Various chemical additives have been recently proposed to enhance imbibition oil recovery from tight formations during the shut-in periods after hydraulic fracturing operations. Although, soaking experiments under laboratory conditions usually confirm the performance of such additives, their effects on oil regained permeability during the flowback process are poorly understood. This is mainly because measuring effective permeability of such low-permeability rocks is extremely challenging. We develop and apply a laboratory protocol mimicking leak-off, shut-in, and flowback processes to evaluate the effects of fracturing fluid additives on oil regained permeability. We modify the conventional coreflooding apparatus to measure oil effective permeability (koeff) before and after the surfactant-imbibition experiments. Adjusting the system total compressibility allows quickly achieving steady-state conditions at multiple ultra-low flowrates. We apply the proposed technique on two tight plugs with and without initial water saturation (Swi), and observe pressure humps during the flowback process that can be explained mathematically using the fractional-flow theory.

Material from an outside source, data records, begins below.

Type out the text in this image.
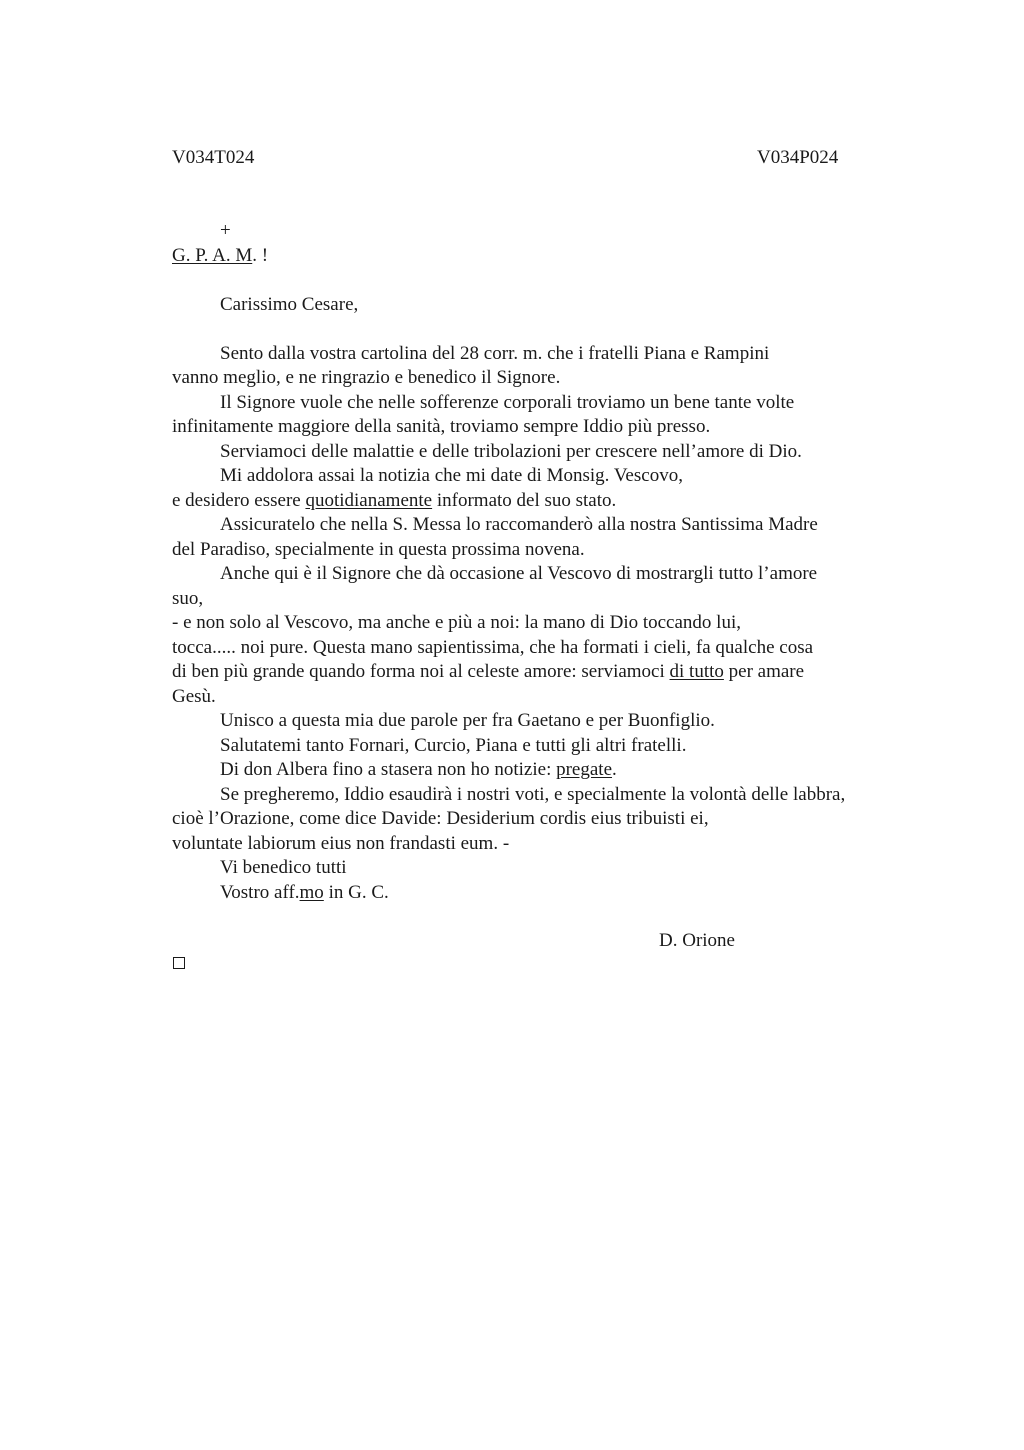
V034T024	V034P024
+
G. P. A. M. !
Carissimo Cesare,
Sento dalla vostra cartolina del 28 corr. m. che i fratelli Piana e Rampini
vanno meglio, e ne ringrazio e benedico il Signore.
Il Signore vuole che nelle sofferenze corporali troviamo un bene tante volte
infinitamente maggiore della sanità, troviamo sempre Iddio più presso.
Serviamoci delle malattie e delle tribolazioni per crescere nell’amore di Dio.
Mi addolora assai la notizia che mi date di Monsig. Vescovo,
e desidero essere quotidianamente informato del suo stato.
Assicuratelo che nella S. Messa lo raccomanderò alla nostra Santissima Madre
del Paradiso, specialmente in questa prossima novena.
Anche qui è il Signore che dà occasione al Vescovo di mostrargli tutto l’amore
suo,
- e non solo al Vescovo, ma anche e più a noi: la mano di Dio toccando lui,
tocca..... noi pure. Questa mano sapientissima, che ha formati i cieli, fa qualche cosa
di ben più grande quando forma noi al celeste amore: serviamoci di tutto per amare
Gesù.
Unisco a questa mia due parole per fra Gaetano e per Buonfiglio.
Salutatemi tanto Fornari, Curcio, Piana e tutti gli altri fratelli.
Di don Albera fino a stasera non ho notizie: pregate.
Se pregheremo, Iddio esaudirà i nostri voti, e specialmente la volontà delle labbra,
cioè l’Orazione, come dice Davide: Desiderium cordis eius tribuisti ei,
voluntate labiorum eius non frandasti eum. -
Vi benedico tutti
Vostro aff.mo in G. C.
D. Orione
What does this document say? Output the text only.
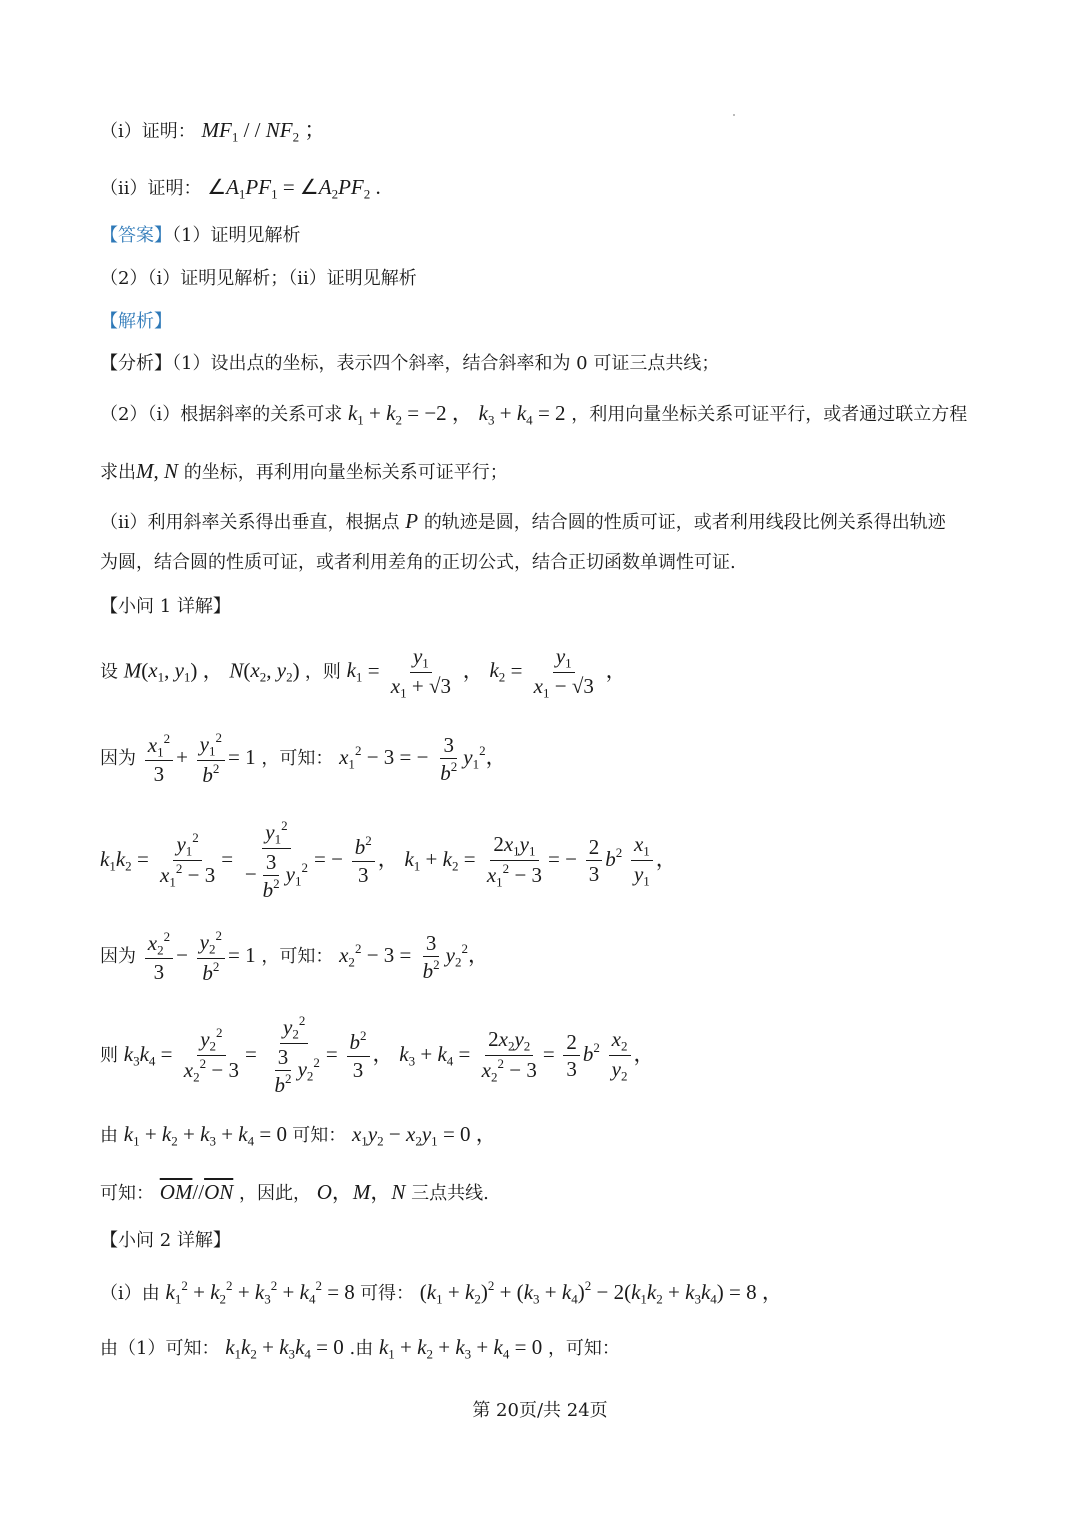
（i）证明： $MF_1$ / / $NF_2$ ；
（ii）证明： $\angle A_1PF_1$ = $\angle A_2PF_2$ .
【答案】（1）证明见解析
（2）（i）证明见解析；（ii）证明见解析
【解析】
【分析】（1）设出点的坐标，表示四个斜率，结合斜率和为 0 可证三点共线；
（2）（i）根据斜率的关系可求 $k_1 + k_2 = -2$ ， $k_3 + k_4 = 2$ ，利用向量坐标关系可证平行，或者通过联立方程
求出M, N 的坐标，再利用向量坐标关系可证平行；
（ii）利用斜率关系得出垂直，根据点 P 的轨迹是圆，结合圆的性质可证，或者利用线段比例关系得出轨迹
为圆，结合圆的性质可证，或者利用差角的正切公式，结合正切函数单调性可证.
【小问 1 详解】
设 $M(x_1$, $y_1$) ， $N(x_2$, $y_2$) ，则 $k_1 = \frac{y_1}{x_1 + √3}$ ， $k_2 = \frac{y_1}{x_1 - √3}$ ，
因为 $\frac{x_1^2}{3} + \frac{y_1^2}{b^2} = 1$ ，可知： $x_1^2 - 3$ = − $\frac{3}{b^2} y_1^2$，
$k_1k_2 = \frac{y_1^2}{x_1^2 - 3} = \frac{y_1^2}{- \frac{3}{b^2} y_1^2}$ = − $\frac{b^2}{3}$ ， $k_1 + k_2 = \frac{2x_1y_1}{x_1^2 - 3}$ = − $\frac{2}{3} b^2 \frac{x_1}{y_1}$ ，
因为 $\frac{x_2^2}{3} - \frac{y_2^2}{b^2} = 1$ ，可知： $x_2^2 - 3 = \frac{3}{b^2} y_2^2$，
则 $k_3k_4 = \frac{y_2^2}{x_2^2 - 3} = \frac{y_2^2}{\frac{3}{b^2} y_2^2} = \frac{b^2}{3}$ ， $k_3 + k_4 = \frac{2x_2y_2}{x_2^2 - 3} = \frac{2}{3} b^2 \frac{x_2}{y_2}$ ，
由 $k_1 + k_2 + k_3 + k_4 = 0$ 可知： $x_1y_2 - x_2y_1 = 0$ ，
可知： $\overline{OM}//\overline{ON}$ ，因此， O，M，N 三点共线.
【小问 2 详解】
（i）由 $k_1^2 + k_2^2 + k_3^2 + k_4^2 = 8$ 可得： $(k_1 + k_2)^2 + (k_3 + k_4)^2 - 2(k_1k_2 + k_3k_4) = 8$ ，
由（1）可知： $k_1k_2 + k_3k_4 = 0$ .由 $k_1 + k_2 + k_3 + k_4 = 0$ ，可知：
第 20页/共 24页
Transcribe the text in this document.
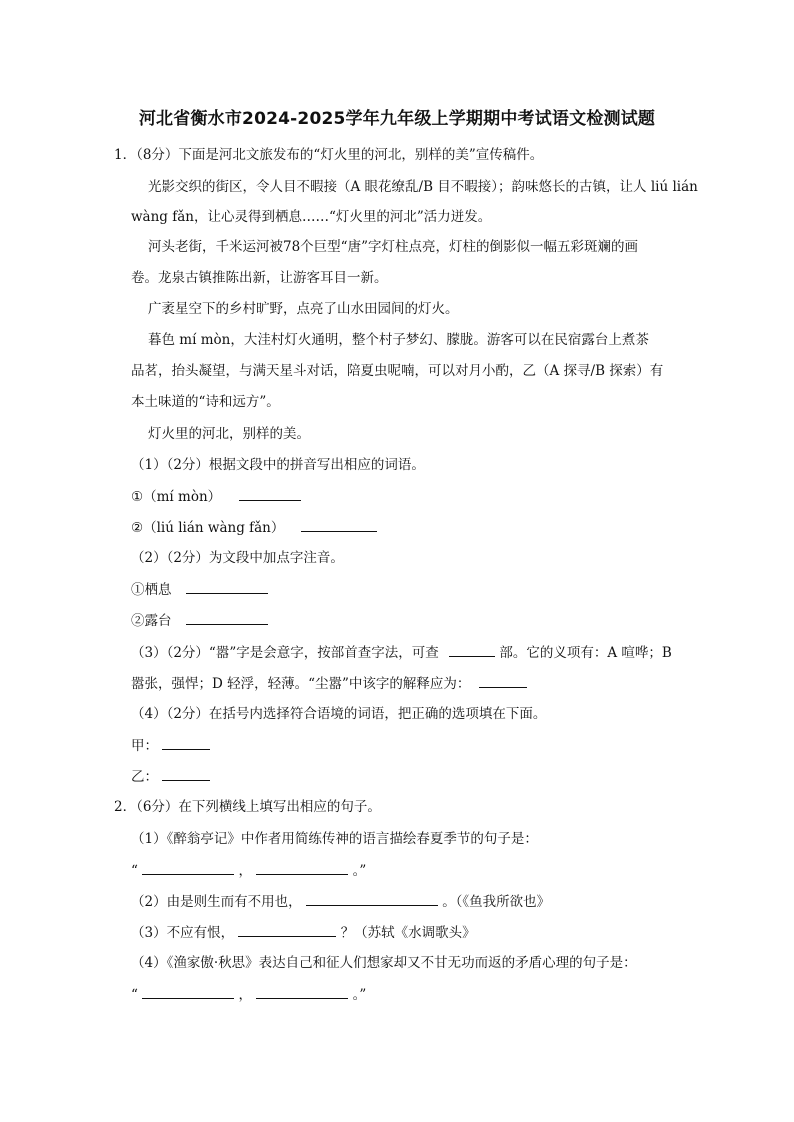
河北省衡水市2024-2025学年九年级上学期期中考试语文检测试题
1．（8分）下面是河北文旅发布的“灯火里的河北，别样的美”宣传稿件。
光影交织的街区，令人目不暇接（A 眼花缭乱/B 目不暇接）；韵味悠长的古镇，让人 liú lián
wàng fǎn，让心灵得到栖息……“灯火里的河北”活力迸发。
河头老街，千米运河被78个巨型“唐”字灯柱点亮，灯柱的倒影似一幅五彩斑斓的画
卷。龙泉古镇推陈出新，让游客耳目一新。
广袤星空下的乡村旷野，点亮了山水田园间的灯火。
暮色 mí mòn，大洼村灯火通明，整个村子梦幻、朦胧。游客可以在民宿露台上煮茶
品茗，抬头凝望，与满天星斗对话，陪夏虫呢喃，可以对月小酌，乙（A 探寻/B 探索）有
本土味道的“诗和远方”。
灯火里的河北，别样的美。
（1）（2分）根据文段中的拼音写出相应的词语。
①（mí mòn）
②（liú lián wàng fǎn）
（2）（2分）为文段中加点字注音。
①栖息
②露台
（3）（2分）“嚣”字是会意字，按部首查字法，可查	部。它的义项有：A 喧哗；B
嚣张，强悍；D 轻浮，轻薄。“尘嚣”中该字的解释应为：
（4）（2分）在括号内选择符合语境的词语，把正确的选项填在下面。
甲：
乙：
2．（6分）在下列横线上填写出相应的句子。
（1）《醉翁亭记》中作者用简练传神的语言描绘春夏季节的句子是：
“	，	。”
（2）由是则生而有不用也，	。（《鱼我所欲也》
（3）不应有恨，	？（苏轼《水调歌头》
（4）《渔家傲·秋思》表达自己和征人们想家却又不甘无功而返的矛盾心理的句子是：
“	，	。”
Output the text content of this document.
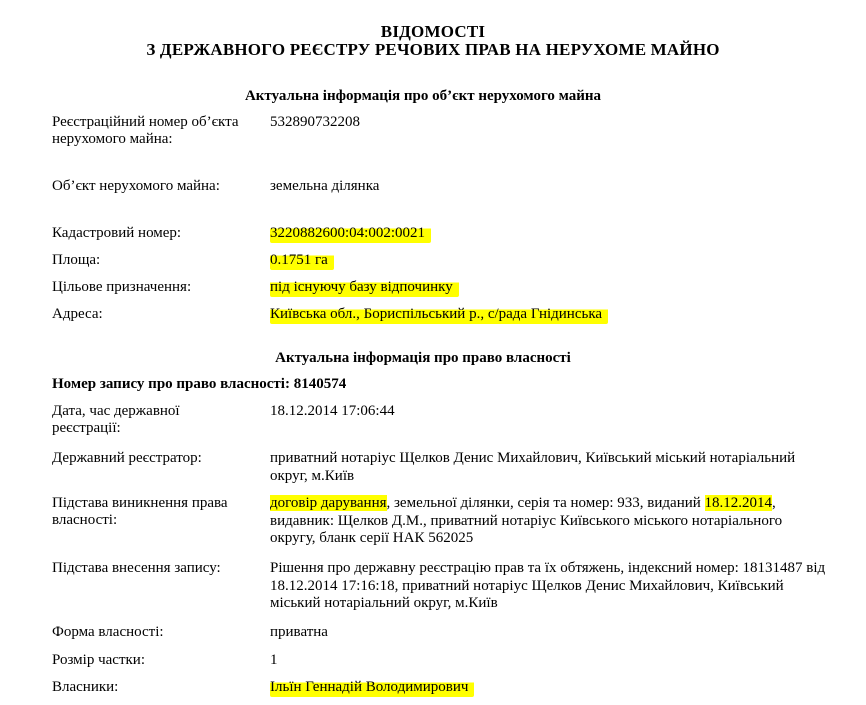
ВІДОМОСТІ
З ДЕРЖАВНОГО РЕЄСТРУ РЕЧОВИХ ПРАВ НА НЕРУХОМЕ МАЙНО
Актуальна інформація про об’єкт нерухомого майна
Реєстраційний номер об’єкта нерухомого майна:
532890732208
Об’єкт нерухомого майна:	земельна ділянка
Кадастровий номер:	3220882600:04:002:0021
Площа:	0.1751 га
Цільове призначення:	під існуючу базу відпочинку
Адреса:	Київська обл., Бориспільський р., с/рада Гнідинська
Актуальна інформація про право власності
Номер запису про право власності: 8140574
Дата, час державної реєстрації:
18.12.2014 17:06:44
Державний реєстратор:	приватний нотаріус Щелков Денис Михайлович, Київський міський нотаріальний округ, м.Київ
Підстава виникнення права власності:
договір дарування, земельної ділянки, серія та номер: 933, виданий 18.12.2014, видавник: Щелков Д.М., приватний нотаріус Київського міського нотаріального округу, бланк серії НАК 562025
Підстава внесення запису:	Рішення про державну реєстрацію прав та їх обтяжень, індексний номер: 18131487 від 18.12.2014 17:16:18, приватний нотаріус Щелков Денис Михайлович, Київський міський нотаріальний округ, м.Київ
Форма власності:	приватна
Розмір частки:	1
Власники:	Ільїн Геннадій Володимирович
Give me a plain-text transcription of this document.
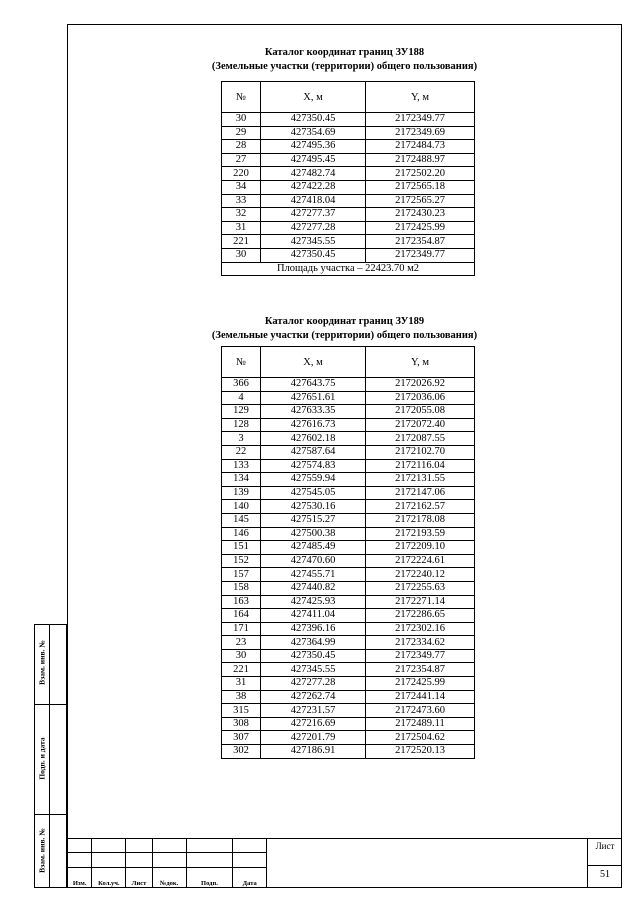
Каталог координат границ ЗУ188
(Земельные участки (территории) общего пользования)
№	X, м	Y, м
30	427350.45	2172349.77
29	427354.69	2172349.69
28	427495.36	2172484.73
27	427495.45	2172488.97
220	427482.74	2172502.20
34	427422.28	2172565.18
33	427418.04	2172565.27
32	427277.37	2172430.23
31	427277.28	2172425.99
221	427345.55	2172354.87
30	427350.45	2172349.77
Площадь участка – 22423.70 м2		
Каталог координат границ ЗУ189
(Земельные участки (территории) общего пользования)
№	X, м	Y, м
366	427643.75	2172026.92
4	427651.61	2172036.06
129	427633.35	2172055.08
128	427616.73	2172072.40
3	427602.18	2172087.55
22	427587.64	2172102.70
133	427574.83	2172116.04
134	427559.94	2172131.55
139	427545.05	2172147.06
140	427530.16	2172162.57
145	427515.27	2172178.08
146	427500.38	2172193.59
151	427485.49	2172209.10
152	427470.60	2172224.61
157	427455.71	2172240.12
158	427440.82	2172255.63
163	427425.93	2172271.14
164	427411.04	2172286.65
171	427396.16	2172302.16
23	427364.99	2172334.62
30	427350.45	2172349.77
221	427345.55	2172354.87
31	427277.28	2172425.99
38	427262.74	2172441.14
315	427231.57	2172473.60
308	427216.69	2172489.11
307	427201.79	2172504.62
302	427186.91	2172520.13
Взам. инв. №
Подп. и дата
Взам. инв. №

Изм.	Кол.уч.	Лист	№док.	Подп.	Дата
Лист
51
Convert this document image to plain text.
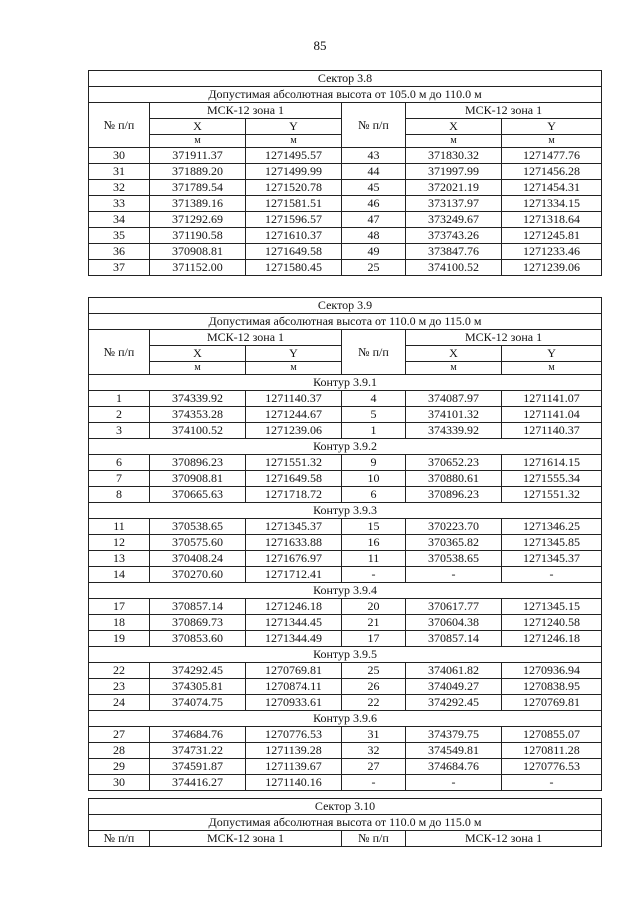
85
Сектор 3.8					
Допустимая абсолютная высота от 105.0 м до 110.0 м					
№ п/п	МСК-12 зона 1		№ п/п	МСК-12 зона 1	
	X	Y		X	Y
	м	м		м	м
30	371911.37	1271495.57	43	371830.32	1271477.76
31	371889.20	1271499.99	44	371997.99	1271456.28
32	371789.54	1271520.78	45	372021.19	1271454.31
33	371389.16	1271581.51	46	373137.97	1271334.15
34	371292.69	1271596.57	47	373249.67	1271318.64
35	371190.58	1271610.37	48	373743.26	1271245.81
36	370908.81	1271649.58	49	373847.76	1271233.46
37	371152.00	1271580.45	25	374100.52	1271239.06
Сектор 3.9					
Допустимая абсолютная высота от 110.0 м до 115.0 м					
№ п/п	МСК-12 зона 1		№ п/п	МСК-12 зона 1	
	X	Y		X	Y
	м	м		м	м
Контур 3.9.1					
1	374339.92	1271140.37	4	374087.97	1271141.07
2	374353.28	1271244.67	5	374101.32	1271141.04
3	374100.52	1271239.06	1	374339.92	1271140.37
Контур 3.9.2					
6	370896.23	1271551.32	9	370652.23	1271614.15
7	370908.81	1271649.58	10	370880.61	1271555.34
8	370665.63	1271718.72	6	370896.23	1271551.32
Контур 3.9.3					
11	370538.65	1271345.37	15	370223.70	1271346.25
12	370575.60	1271633.88	16	370365.82	1271345.85
13	370408.24	1271676.97	11	370538.65	1271345.37
14	370270.60	1271712.41	-	-	-
Контур 3.9.4					
17	370857.14	1271246.18	20	370617.77	1271345.15
18	370869.73	1271344.45	21	370604.38	1271240.58
19	370853.60	1271344.49	17	370857.14	1271246.18
Контур 3.9.5					
22	374292.45	1270769.81	25	374061.82	1270936.94
23	374305.81	1270874.11	26	374049.27	1270838.95
24	374074.75	1270933.61	22	374292.45	1270769.81
Контур 3.9.6					
27	374684.76	1270776.53	31	374379.75	1270855.07
28	374731.22	1271139.28	32	374549.81	1270811.28
29	374591.87	1271139.67	27	374684.76	1270776.53
30	374416.27	1271140.16	-	-	-
Сектор 3.10
Допустимая абсолютная высота от 110.0 м до 115.0 м
№ п/п	МСК-12 зона 1	№ п/п	МСК-12 зона 1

Spontaneous imbibition of the surfactant solution into the two oil-saturated plugs results in recovery of around 20% of the initial oil. For the plug with Swi = 0, koeff is reduced from around 3 µD to 1 µD, indicating the adverse effect of water trapping over the favorable effects of interfacial tension reduction and wettability alteration by the surfactant. For the plug with Swi = 0.21, koeff increases from 0.85 µD to 1.08 µD that can be explained by the combined effects of Swi reduction and wettability alteration, favorably shifting the oil relative permeability curve.